Vibrante documentário ‘Jogo do poder’, de Konstantinos Costa-Gavras, é baseado passo a passo no livro do economista e professor Yanis Varoufakis e interessa a leigos e especialistas

Por Léa Maria Aarão Reis |Créditos da foto: (Reprodução)

Os cinco meses de negociações com a União Europeia pelo governo de esquerda do partido Syriza, na Grécia, há seis anos, é o tema do vibrante documentário Jogo dopoder (Adults in the room). O diretor é o lendário cineasta grego naturalizado francês,Konstantinos Gavras, conhecido como Costa-Gavras, de 88 anos. É filme de duas horas de duração que interessa a vários perfís de espectadores.

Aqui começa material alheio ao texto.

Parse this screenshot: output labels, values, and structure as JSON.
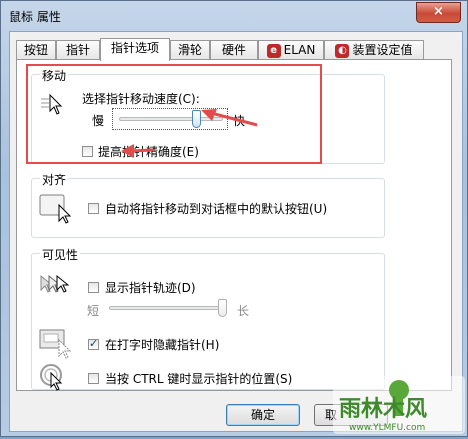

Leigos (ou indiferentes) e aos interessados em Economia e os que continuam esmiuçando o escândalo e o desastre social que é a prática do neoliberalismo.

”Quando o capital vai, como foi, longe demais,” diz Thomas Piketty em outro documentário imperdível, O capital do século XXI, baseado no seu seu best seller mundial de 2013, que tem o economista e professor da escola de Economia de Paris como fio condutor da trama ao longo dos tempos.

Jogo do poder assim como O capital do século XXI estão fechando com brilho a 10a. Mostra de Cinema Ecofalante, e se encontram disponíveis, on line e gratuitos, nessa plataforma – ecofalante.org.br – até a próxima terça-feira, dia 14 deste mês*.

Vale assisti-los e aguardar a sua programação regular no streaming ainda este ano tal a sua importância. Qualidade cinematográfica, relevância política e linguagem acessível aos não iniciados em Economia.Quando soube que Varoufakis estava escrevendo seu livro, Adults in the room, de 570 páginas, sobre os bastidores das negociações frustradas do governo do Syriza com a União Européia, seis anos atrás, Gavras entrou em contato com o ex-Ministro das Finanças grego e daí por diante os dois foram conversando a cada capítulo produzido.

O importante doc, do diretor dos clássicos do cinema político Estado de sítio, é sobre a agenda oculta da União Européia e as armadilhas preparadas então pelos seus líderes nas negociações com o governo grego, e, em particular, pela Troika, a Comissão Europeia, o Banco Central Europeu e o Fundo Monetário Internacional.

Reuniões tumultuadas, cobranças duras, grosserias, insultos e as humilhações habituais submetidas às ”periferias” pelos países e governos ”centrais”. Christine Lagarde, então no FMI, é um personagem expressivo no cínico balé, e os representantes de banqueiros alemães, britânicos, holandeses, agressivos e debochados. Foi Lagarde quem foi à imprensa exigir o fim do “comportamento infantil” dos negociadores. Suas palavras – espero retomar o diálogo “com adultos na sala”- serviu a Varoufakis de preciso e sobretudo irônico título ao seu livro.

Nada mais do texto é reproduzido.